Girls again. Could you re-create your childhood in a new place at an advanced age and without one of the key players? Annie wondered. For better or for worse, that's what they seemed to be doing. Oh, Josie, what were you thinking, leaving us here to play house, three place settings instead of four? "The Odd Trio" Miranda had dubbed them, but it was clear from the outset that they were, all three, the fussy one, each pursing her lips in disapproval of the other two, each missing the man who was not there.
"I can't imagine what all the neighbors think we're doing here, three old broads in this ramshackle house," Annie said as she watched a woman walk a big galloping black dog down the street.
"Oh, they think we're Russians," Betty said.
"Why?"
"Because that's what I told them."
Annie pressed her forehead against the window. Russians?
"Refugees!" Miranda said, delighted. "Cousin Lou must like that."

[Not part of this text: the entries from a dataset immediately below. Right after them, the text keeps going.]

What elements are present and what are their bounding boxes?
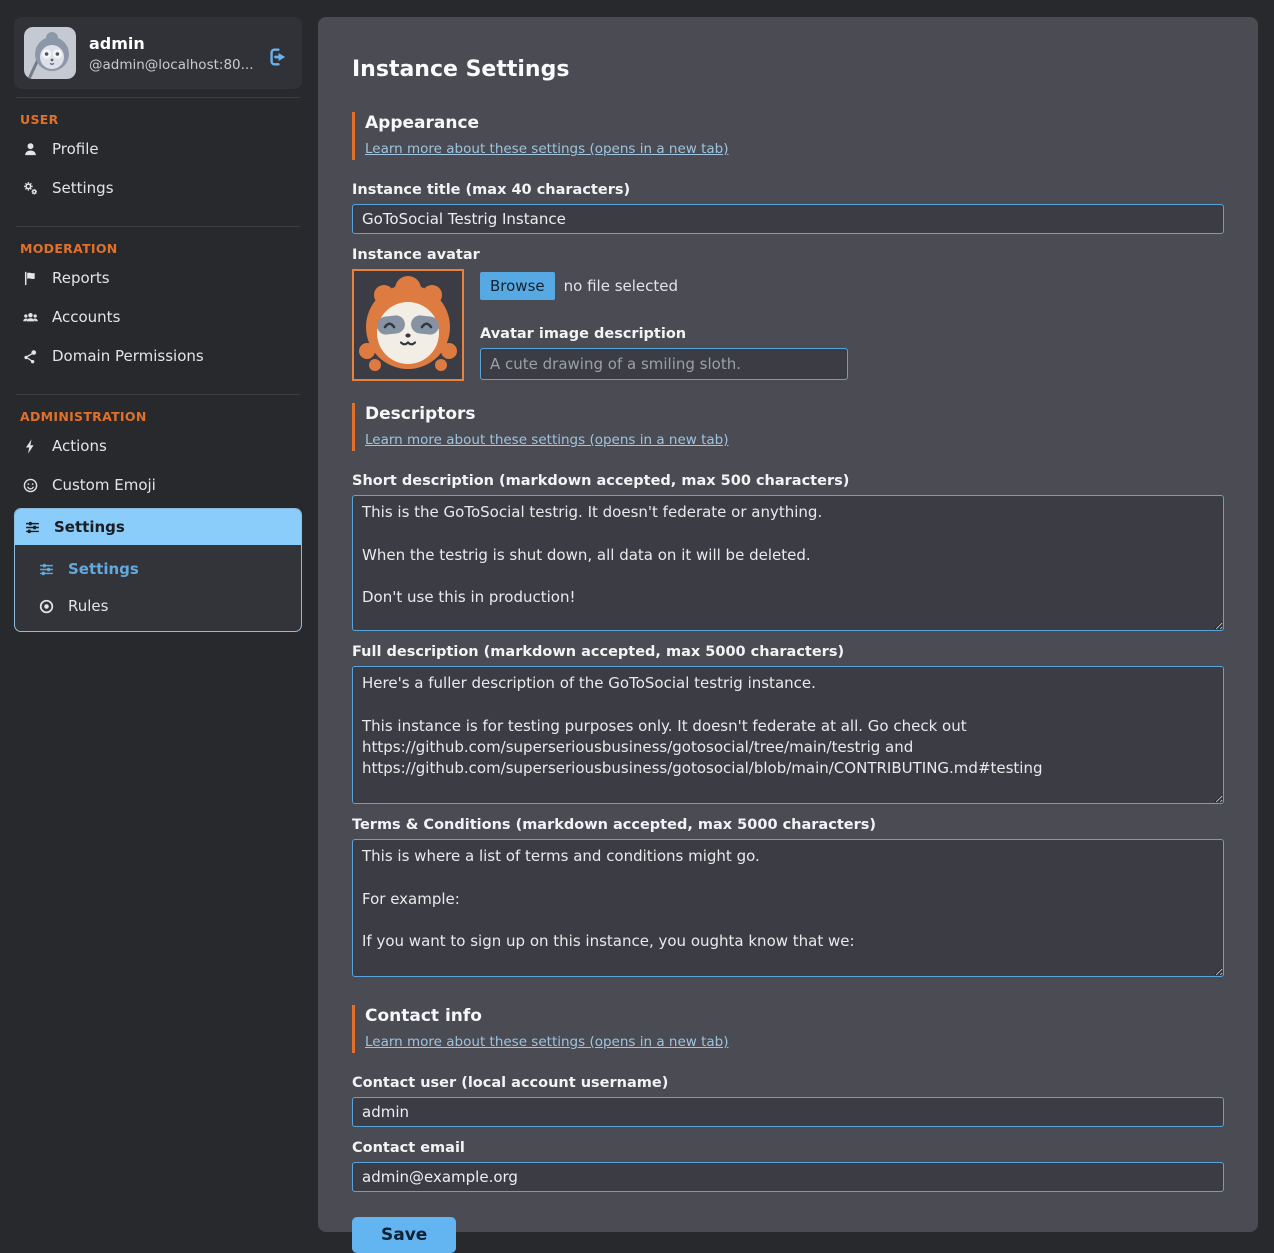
user-handle: @admin@localhost:80... — [89, 57, 254, 73]
instance-settings-panel: Instance Settings Appearance Learn more … — [318, 17, 1258, 1232]
sign-out-icon[interactable] — [267, 46, 289, 68]
sidebar-item-reports[interactable]: Reports — [14, 261, 302, 295]
full-description-textarea[interactable]: Here's a fuller description of the GoToS… — [352, 666, 1224, 804]
instance-avatar-label: Instance avatar — [352, 247, 1224, 263]
terms-label: Terms & Conditions (markdown accepted, m… — [352, 817, 1224, 833]
section-descriptors: Descriptors Learn more about these setti… — [352, 403, 1224, 977]
avatar-description-label: Avatar image description — [480, 326, 848, 342]
contact-email-input[interactable] — [352, 1162, 1224, 1192]
sidebar-item-label: Custom Emoji — [52, 476, 156, 494]
field-instance-avatar: Instance avatar — [352, 247, 1224, 381]
gears-icon — [22, 180, 39, 197]
share-nodes-icon — [22, 348, 39, 365]
nav-section-administration: ADMINISTRATION Actions Custom Emoji — [14, 409, 302, 645]
browse-button[interactable]: Browse — [480, 272, 555, 300]
nav-section-user: USER Profile — [14, 112, 302, 218]
nav-section-moderation: MODERATION Reports Accounts — [14, 241, 302, 386]
user-meta: admin @admin@localhost:80... — [89, 34, 254, 73]
sidebar-item-label: Actions — [52, 437, 107, 455]
sidebar-item-label: Settings — [52, 179, 114, 197]
sloth-avatar-icon — [24, 27, 76, 79]
sliders-icon — [38, 561, 55, 578]
sliders-icon — [24, 519, 41, 536]
learn-more-link[interactable]: Learn more about these settings (opens i… — [365, 432, 728, 448]
section-heading: Appearance — [365, 113, 1224, 133]
sidebar-item-settings-admin[interactable]: Settings — [15, 509, 301, 545]
sidebar-item-label: Settings — [54, 518, 125, 536]
smiley-icon — [22, 477, 39, 494]
sidebar-subitem-rules[interactable]: Rules — [34, 590, 292, 622]
section-label-administration: ADMINISTRATION — [20, 409, 296, 424]
instance-title-label: Instance title (max 40 characters) — [352, 182, 1224, 198]
section-contact: Contact info Learn more about these sett… — [352, 1005, 1224, 1253]
section-appearance: Appearance Learn more about these settin… — [352, 112, 1224, 381]
short-description-label: Short description (markdown accepted, ma… — [352, 473, 1224, 489]
dot-circle-icon — [38, 598, 55, 615]
avatar-description-input[interactable] — [480, 348, 848, 380]
sidebar-nav: USER Profile — [14, 112, 302, 645]
field-terms: Terms & Conditions (markdown accepted, m… — [352, 817, 1224, 977]
contact-email-label: Contact email — [352, 1140, 1224, 1156]
section-header-descriptors: Descriptors Learn more about these setti… — [352, 403, 1224, 451]
full-description-label: Full description (markdown accepted, max… — [352, 644, 1224, 660]
orange-sloth-avatar-icon — [352, 269, 464, 381]
sidebar-item-label: Profile — [52, 140, 99, 158]
section-header-appearance: Appearance Learn more about these settin… — [352, 112, 1224, 160]
sidebar: admin @admin@localhost:80... USER Profil… — [14, 17, 302, 1232]
learn-more-link[interactable]: Learn more about these settings (opens i… — [365, 141, 728, 157]
section-label-user: USER — [20, 112, 296, 127]
field-short-description: Short description (markdown accepted, ma… — [352, 473, 1224, 631]
learn-more-link[interactable]: Learn more about these settings (opens i… — [365, 1034, 728, 1050]
sidebar-item-label: Reports — [52, 269, 110, 287]
sidebar-item-profile[interactable]: Profile — [14, 132, 302, 166]
sidebar-item-domain-permissions[interactable]: Domain Permissions — [14, 339, 302, 373]
section-header-contact: Contact info Learn more about these sett… — [352, 1005, 1224, 1053]
divider — [16, 394, 300, 395]
sidebar-item-actions[interactable]: Actions — [14, 429, 302, 463]
section-label-moderation: MODERATION — [20, 241, 296, 256]
short-description-textarea[interactable]: This is the GoToSocial testrig. It doesn… — [352, 495, 1224, 631]
sidebar-subitem-label: Rules — [68, 597, 108, 615]
user-name: admin — [89, 34, 254, 53]
sidebar-item-custom-emoji[interactable]: Custom Emoji — [14, 468, 302, 502]
file-status-text: no file selected — [564, 277, 678, 295]
field-contact-user: Contact user (local account username) — [352, 1075, 1224, 1127]
sidebar-item-label: Domain Permissions — [52, 347, 204, 365]
section-heading: Descriptors — [365, 404, 1224, 424]
sidebar-item-accounts[interactable]: Accounts — [14, 300, 302, 334]
page-title: Instance Settings — [352, 57, 1224, 82]
bolt-icon — [22, 438, 39, 455]
user-card[interactable]: admin @admin@localhost:80... — [14, 17, 302, 89]
sidebar-subitem-settings[interactable]: Settings — [34, 553, 292, 585]
divider — [16, 226, 300, 227]
section-heading: Contact info — [365, 1006, 1224, 1026]
sidebar-item-label: Accounts — [52, 308, 120, 326]
save-button[interactable]: Save — [352, 1217, 456, 1253]
terms-textarea[interactable]: This is where a list of terms and condit… — [352, 839, 1224, 977]
flag-icon — [22, 270, 39, 287]
avatar-controls: Browse no file selected Avatar image des… — [480, 269, 848, 381]
contact-user-input[interactable] — [352, 1097, 1224, 1127]
instance-title-input[interactable] — [352, 204, 1224, 234]
field-contact-email: Contact email — [352, 1140, 1224, 1192]
field-full-description: Full description (markdown accepted, max… — [352, 644, 1224, 804]
settings-submenu: Settings Rules — [15, 545, 301, 631]
field-instance-title: Instance title (max 40 characters) — [352, 182, 1224, 234]
sidebar-item-settings-user[interactable]: Settings — [14, 171, 302, 205]
divider — [16, 97, 300, 98]
contact-user-label: Contact user (local account username) — [352, 1075, 1224, 1091]
settings-menu-block: Settings Settings — [14, 508, 302, 632]
sidebar-subitem-label: Settings — [68, 560, 139, 578]
user-icon — [22, 141, 39, 158]
users-icon — [22, 309, 39, 326]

"Yes. I said we had all lost our poor husbands."
"How?" Annie asked.
"KGB, dear. How else?"
Those first few weeks of the Weissmanns' sojourn in Westport had about them both a reassuring and a festive air. The weather was holiday weather-unusually cool for late August, the blue of the sky clear and deep, a few bright clouds rolling by. There were ferocious showers in the afternoons now and then, as if they were in the tropics. Then the rain would pass, leaving the air fresher than ever, the light golden, clean, and rich. In addition, Betty was a wonderful cook in a traditional way that Annie and Miranda both associated with holidays, and it was Betty who did most of the cooking on the old stove. None of them was sure how this had happened-it had never been discussed or formalized in any way. But somehow, Betty was cooking for her children as she had done so many years before. The only exceptions came when the three women were commandeered for dinner at Cousin Lou's. Betty said it was cruel to deny him their company, particularly when he was being so kind about the cottage. She did not say that she was seventy-five years old and sometimes cooking dinner was tiring. Nor did anyone ask.
At one of these Cousin Lou dinners, Miranda was seated next to a tall, serious man, as stately as a house in his dark, smooth suit. He might have been nice-looking if he hadn't seemed quite so formal and hadn't been wearing a bow tie. But he was formal, he was wearing a bow tie, and after releasing the information that he was a semiretired lawyer, he said very little else. Miranda, who liked to listen and was so good at it, tended to interpret reticence as a personal insult. However, she was always willing to give people a second chance.